Julio Martinez, CEO of Mno-Bmadsen, spoke to Dowagiac Rotary Club Thursday, Oct. 7 about the non-gaming investment arm of the Pokagon Band of Potawatomi, based in Dowagiac. He informed the club about various projects, investments and visions for the company.
Chartered under the laws of the Pokagon Band, Mno-Bmadsen was formed in 2012 to diversify the tribe’s business interests while maintaining a separation between business and tribal government. Martinez came on board as chief financial officer in 2016, and became CEO in March 2021.
Martinez explained the company’s investment strategy of patient investing.
“We buy, hold, grow – notice I didn’t say in there ‘sell,’” he said. “The vision as articulated in our charter is seven generations, which is a long time.
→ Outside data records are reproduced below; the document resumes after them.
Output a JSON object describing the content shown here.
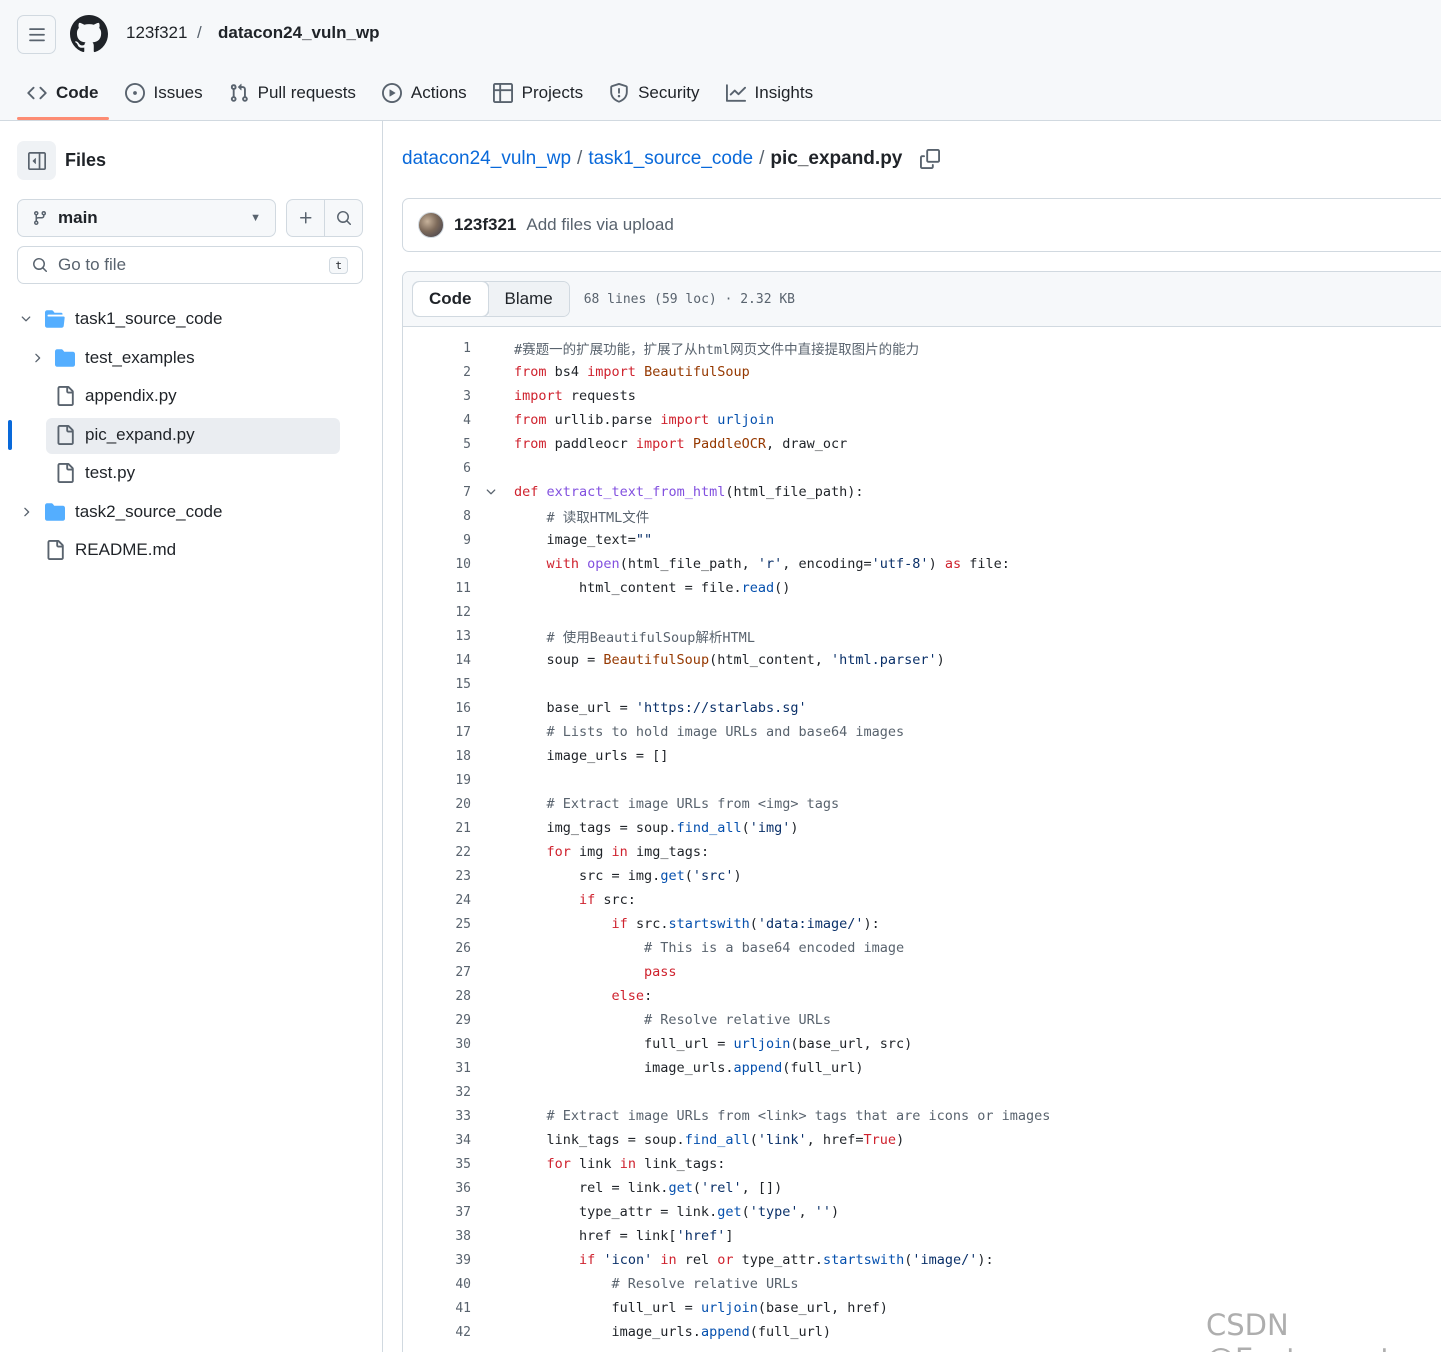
{
  "header": {
    "owner": "123f321",
    "separator": "/",
    "repo": "datacon24_vuln_wp"
  },
  "nav": [
    {
      "label": "Code",
      "icon": "code-icon",
      "active": true
    },
    {
      "label": "Issues",
      "icon": "issue-icon"
    },
    {
      "label": "Pull requests",
      "icon": "pull-request-icon"
    },
    {
      "label": "Actions",
      "icon": "play-icon"
    },
    {
      "label": "Projects",
      "icon": "table-icon"
    },
    {
      "label": "Security",
      "icon": "shield-icon"
    },
    {
      "label": "Insights",
      "icon": "graph-icon"
    }
  ],
  "sidebar": {
    "title": "Files",
    "branch": "main",
    "goto_placeholder": "Go to file",
    "goto_shortcut": "t",
    "tree": [
      {
        "label": "task1_source_code",
        "type": "folder",
        "depth": 0,
        "expanded": true
      },
      {
        "label": "test_examples",
        "type": "folder",
        "depth": 1,
        "expanded": false
      },
      {
        "label": "appendix.py",
        "type": "file",
        "depth": 1
      },
      {
        "label": "pic_expand.py",
        "type": "file",
        "depth": 1,
        "selected": true
      },
      {
        "label": "test.py",
        "type": "file",
        "depth": 1
      },
      {
        "label": "task2_source_code",
        "type": "folder",
        "depth": 0,
        "expanded": false
      },
      {
        "label": "README.md",
        "type": "file",
        "depth": 0
      }
    ]
  },
  "breadcrumb": {
    "repo": "datacon24_vuln_wp",
    "folder": "task1_source_code",
    "file": "pic_expand.py",
    "sep": "/"
  },
  "commit": {
    "author": "123f321",
    "message": "Add files via upload"
  },
  "code_view": {
    "tab_code": "Code",
    "tab_blame": "Blame",
    "meta": "68 lines (59 loc) · 2.32 KB"
  },
  "code": [
    "#赛题一的扩展功能，扩展了从html网页文件中直接提取图片的能力",
    "from bs4 import BeautifulSoup",
    "import requests",
    "from urllib.parse import urljoin",
    "from paddleocr import PaddleOCR, draw_ocr",
    "",
    "def extract_text_from_html(html_file_path):",
    "    # 读取HTML文件",
    "    image_text=\"\"",
    "    with open(html_file_path, 'r', encoding='utf-8') as file:",
    "        html_content = file.read()",
    "",
    "    # 使用BeautifulSoup解析HTML",
    "    soup = BeautifulSoup(html_content, 'html.parser')",
    "",
    "    base_url = 'https://starlabs.sg'",
    "    # Lists to hold image URLs and base64 images",
    "    image_urls = []",
    "",
    "    # Extract image URLs from <img> tags",
    "    img_tags = soup.find_all('img')",
    "    for img in img_tags:",
    "        src = img.get('src')",
    "        if src:",
    "            if src.startswith('data:image/'):",
    "                # This is a base64 encoded image",
    "                pass",
    "            else:",
    "                # Resolve relative URLs",
    "                full_url = urljoin(base_url, src)",
    "                image_urls.append(full_url)",
    "",
    "    # Extract image URLs from <link> tags that are icons or images",
    "    link_tags = soup.find_all('link', href=True)",
    "    for link in link_tags:",
    "        rel = link.get('rel', [])",
    "        type_attr = link.get('type', '')",
    "        href = link['href']",
    "        if 'icon' in rel or type_attr.startswith('image/'):",
    "            # Resolve relative URLs",
    "            full_url = urljoin(base_url, href)",
    "            image_urls.append(full_url)"
  ],
  "watermark": "CSDN @Eastmount",
  "colors": {
    "accent": "#0969da",
    "nav_underline": "#fd8c73",
    "keyword": "#cf222e",
    "function": "#8250df",
    "string": "#0a3069",
    "comment": "#59636e"
  }
}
We want to build this portfolio for the future generations of tribal citizens, independent of the gaming.”
Roughly translated, “Mno-Bmadsen” is the Pokagon phrase for “the good path.” “Mno” means “good,” and “Bmadsen” is an abbreviation of the word “Bmadzewen,” which means “way of living,” according to the company.
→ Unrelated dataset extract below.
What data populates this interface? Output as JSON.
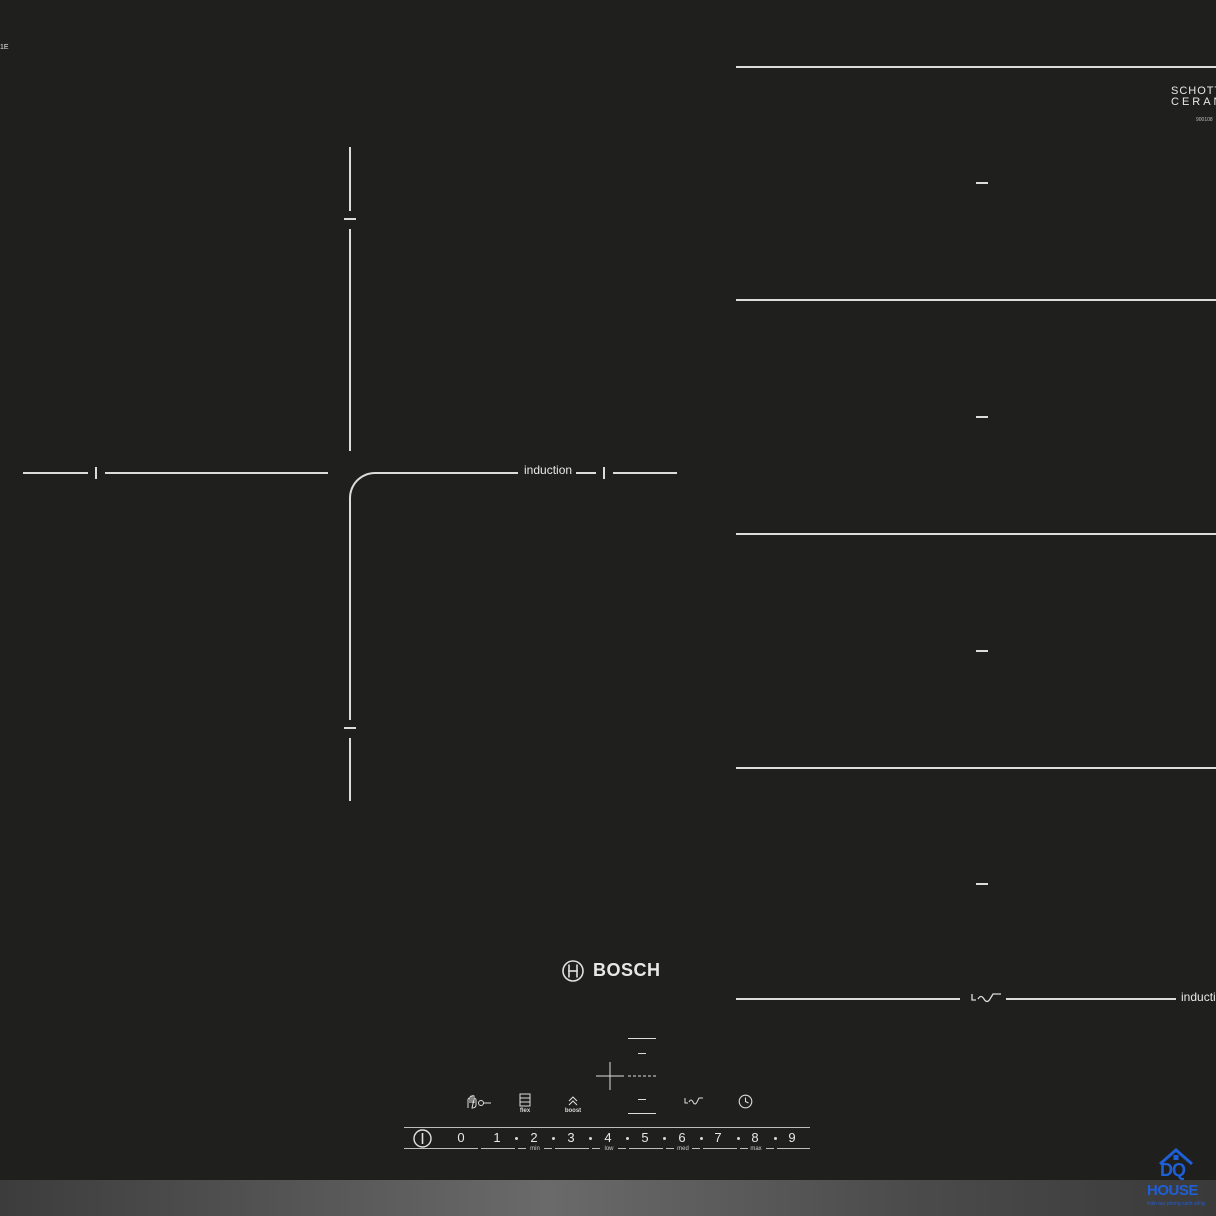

Subsidiaries of Mno-Bmadsen include construction, manufacturing and professional services, including architecture, engineering, land-use planning, environmental mitigation and mechanical contracting. They work within the Pokagon community to provide services to the commercial, government and tribal markets.
“The community for the Pokagon is larger than Dowagiac,” Martinez said. “The tribe is headquartered here, but the ancestral land goes all over. … You’ll see these investments start to push in that direction.”
In September, the company branched out into a new market with the redevelopment of Hotel Elkhart in Elkhart. Mno-Bmadsen subsidiary Red Tail Properties, a retail investment firm, was a partner in the $23 million renovations of the hotel, which is part of Hilton’s Tapestry Collection.
Martinez was invited to speak to the group by Rotarian John Seculoff.
“The tribe is very involved in our community, in our daily lives, and we may not know how involved they are,” Seculoff said. “That was kind of the point of bringing him here today.”
Rotarian Larry Crandall reflected on how far the Pokagon Band has come since its federal recognition in 1994. He recalled how Scott Winchester, a graduate of Dowagiac Union High School and current employee of Mno-Bmadsen subsidiary Seven Generations Architecture and Engineering, was the lead architect of Dowagiac Middle School.
“There’s kind of a misconception that the Pokagon band, or any other Native American band, is all about gambling. It is so far from the truth,” Crandall said. “I’ll say this about the Pokagon band, they are the most benevolent Native American band I have ever seen. They give back to their communities, they get involved. Money is given back to the schools. … It’s just amazing to me what has happened.”